Sunday, March 22, 2009

Quote of the Day

"You are endangered more by your desire for community, even if it be the apocalyptic community of the revolution, than by the horror of loneliness that speaks from so many of your writings. To be sure, I am willing to stake more on that horror than on the metaphors you use to cheat yourself out of your vocation."

—Gershom Scholem to Walter Benjamin (May 6, 1931)

3 comments:

Andy Rector said...

A fat lot of good that stake, that gamble, gets Benjamin in the mountains of Spain, 1940, surrounded by Gestapo. Fascism was (is) not an internal, theological, or timeless struggle - and not a metaphor. Nor were its horrors. Nor its resisters, like Benjamin. It was Brecht who wrote a poem apologizing for not writing beautiful poems about the smells of spring or the snow on the leaves because there's the little matter of the dry old class struggle to attend to first. To do otherwise runs the risk of being useful to counter-revolution - a question of survival for some at the time.

ZC said...

It is an interesting question, the case of Benjamin--a man who so intensely concentrated himself upon the problems before him, ones which (well before his coming into Marxism) were tied to society, politics, history. Yet also a man who "joined up" only rarely, and reluctantly. He was nobody's pawn and yet a constant victim.

Scholem primarily objected, it seems, to Benjamin's Marxism on intellectual grounds, secondarily those of concrete political connections to unsavory Stalinism. I think because he know Benjamin so well and so long (and because he saw Benjamin's intellectual development move ever farther from him) he is able to give a valuable perspective on what made WB "tick"--why he was still not a Party man, why the messianic and metaphysical dimensions remained into that last decade of his work (even when it was a bit of a sore spot in his relations both with Brecht and with his source of income after 1934, the Institute for Social Research). Scholem's objection is not completely synonymous with his diagnosis.

(And we as persons look to history, in part, to find in it figures who, or which, help us with our own existence. I see in WB here a certain temperamental consonance with myself, really.)

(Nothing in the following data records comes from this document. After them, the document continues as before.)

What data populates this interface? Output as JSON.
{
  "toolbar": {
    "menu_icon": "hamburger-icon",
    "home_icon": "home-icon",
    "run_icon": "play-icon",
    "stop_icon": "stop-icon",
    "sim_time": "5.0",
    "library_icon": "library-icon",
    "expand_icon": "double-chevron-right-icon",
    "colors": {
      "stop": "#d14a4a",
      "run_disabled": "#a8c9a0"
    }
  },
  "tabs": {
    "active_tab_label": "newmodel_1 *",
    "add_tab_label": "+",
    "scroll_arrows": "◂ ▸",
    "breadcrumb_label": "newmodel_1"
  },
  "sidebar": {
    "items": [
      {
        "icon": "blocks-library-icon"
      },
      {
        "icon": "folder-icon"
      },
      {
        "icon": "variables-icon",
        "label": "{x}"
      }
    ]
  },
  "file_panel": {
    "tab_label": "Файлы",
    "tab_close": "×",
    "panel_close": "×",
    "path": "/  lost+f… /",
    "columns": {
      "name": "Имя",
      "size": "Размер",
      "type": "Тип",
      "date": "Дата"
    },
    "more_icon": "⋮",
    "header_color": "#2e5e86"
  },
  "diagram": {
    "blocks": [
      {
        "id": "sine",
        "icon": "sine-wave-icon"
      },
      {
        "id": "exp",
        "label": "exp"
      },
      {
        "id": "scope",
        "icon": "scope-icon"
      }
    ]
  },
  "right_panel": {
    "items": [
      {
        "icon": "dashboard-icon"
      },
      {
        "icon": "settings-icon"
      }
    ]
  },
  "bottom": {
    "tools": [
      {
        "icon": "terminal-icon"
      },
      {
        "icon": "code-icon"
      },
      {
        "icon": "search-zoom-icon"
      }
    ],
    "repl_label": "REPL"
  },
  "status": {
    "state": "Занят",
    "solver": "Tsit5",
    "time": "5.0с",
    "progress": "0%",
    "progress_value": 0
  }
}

In a letter that Benjamin wrote to Scholem on March 14, 1939 (when he was being weaned off of the Institute's money due to its apparently unsound financial practices; he is appaling to GS to help connect him with a book project):

There is no time to lose. What kept me plugging along in earlier years was the hope of someday getting a halfway decent position at the Institute. What I mean by halfway decent is in my minimal subsistence of 2,400 frances. To sink below this level again would be hard for me to bear à la longue. For this the charms exerted on me by this world are too weak and the prizes of posterity too uncertain.

The important thing is to survive an interim period. At some future time these people will distribute some money. It would be desirable still to be around on that occasion.

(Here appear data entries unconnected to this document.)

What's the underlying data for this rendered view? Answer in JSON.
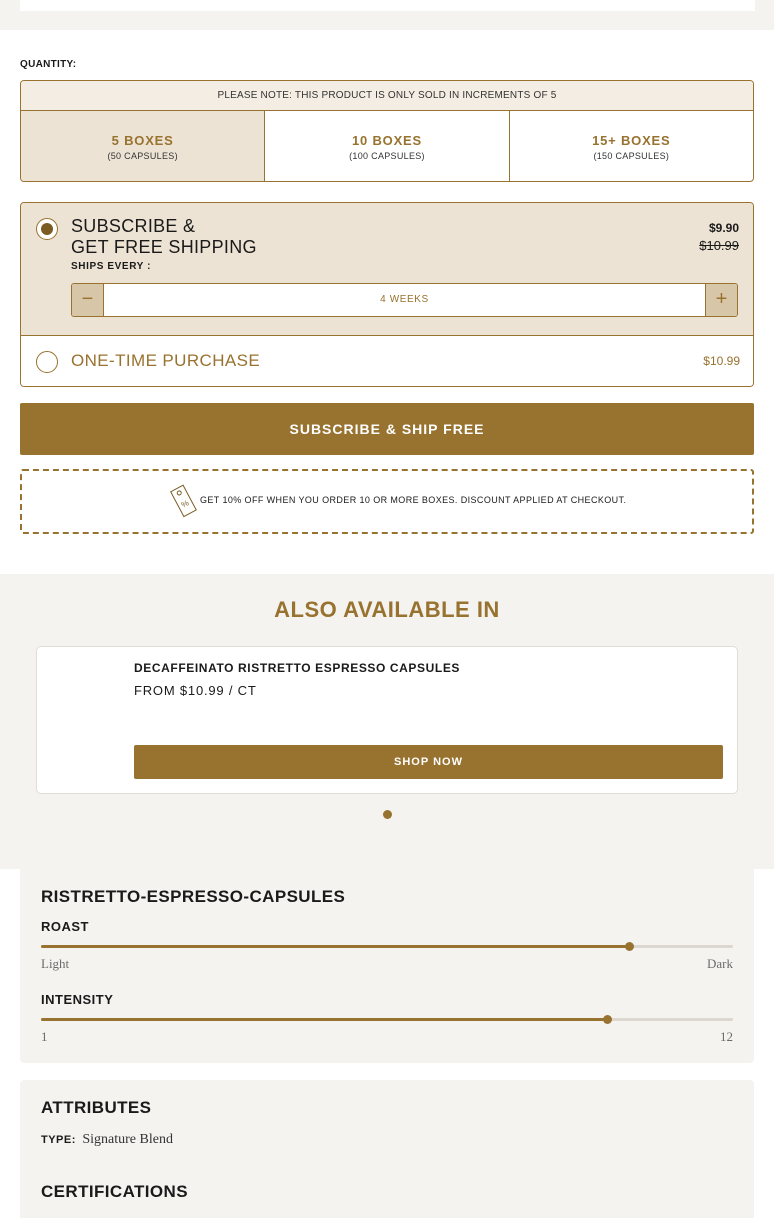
{
  "quantity": {
    "label": "QUANTITY:",
    "note": "PLEASE NOTE: THIS PRODUCT IS ONLY SOLD IN INCREMENTS OF 5",
    "options": [
      {
        "title": "5 BOXES",
        "sub": "(50 CAPSULES)",
        "selected": true
      },
      {
        "title": "10 BOXES",
        "sub": "(100 CAPSULES)",
        "selected": false
      },
      {
        "title": "15+ BOXES",
        "sub": "(150 CAPSULES)",
        "selected": false
      }
    ]
  },
  "purchase": {
    "subscribe": {
      "title_line1": "SUBSCRIBE &",
      "title_line2": "GET FREE SHIPPING",
      "price": "$9.90",
      "original_price": "$10.99",
      "ships_every_label": "SHIPS EVERY :",
      "frequency": "4 WEEKS",
      "minus_symbol": "−",
      "plus_symbol": "+",
      "selected": true
    },
    "one_time": {
      "title": "ONE-TIME PURCHASE",
      "price": "$10.99",
      "selected": false
    }
  },
  "cta": {
    "label": "SUBSCRIBE & SHIP FREE"
  },
  "promo": {
    "icon": "discount-tag-icon",
    "text": "GET 10% OFF WHEN YOU ORDER 10 OR MORE BOXES. DISCOUNT APPLIED AT CHECKOUT."
  },
  "also_available": {
    "title": "ALSO AVAILABLE IN",
    "products": [
      {
        "name": "DECAFFEINATO RISTRETTO ESPRESSO CAPSULES",
        "price": "FROM $10.99 / CT",
        "button": "SHOP NOW"
      }
    ],
    "carousel_dots": 1
  },
  "profile": {
    "title": "RISTRETTO-ESPRESSO-CAPSULES",
    "roast": {
      "label": "ROAST",
      "min_label": "Light",
      "max_label": "Dark",
      "level": 0.85
    },
    "intensity": {
      "label": "INTENSITY",
      "min_label": "1",
      "max_label": "12",
      "value": 10
    }
  },
  "attributes": {
    "title": "ATTRIBUTES",
    "type_label": "TYPE:",
    "type_value": "Signature Blend",
    "certifications_title": "CERTIFICATIONS"
  },
  "colors": {
    "accent": "#98722f",
    "selected_bg": "#ede3d4",
    "panel_bg": "#f4f3f0"
  }
}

In 1916 or 1917 Scholem reports the young Benjamin as saying that "To be in the possession of truth is sufficient justification for one's claim to a living." (This is p. 28 of my copy of Scholem's Story of a Friendship.)

Perhaps we could cut Scholem (a man not untouched by intense and antisemitic German nationalist sentiment) a bit of slack, for until the end Benjamin's own judgment held him in the highest esteem. I agree with your point about the "risk of being useful to the counter-revolution"--but I think this risk is built upon contingencies and is relational. The counter-revolution is never strong, broad, nor coherent enough to enlist all properties not aligned with the revolution.

Alex said...

Actually, I think there's a quite solid argument that Scholem's (more limited) political activity was vastly more constructive than Benjamin's more than occasionally quixotic political activity.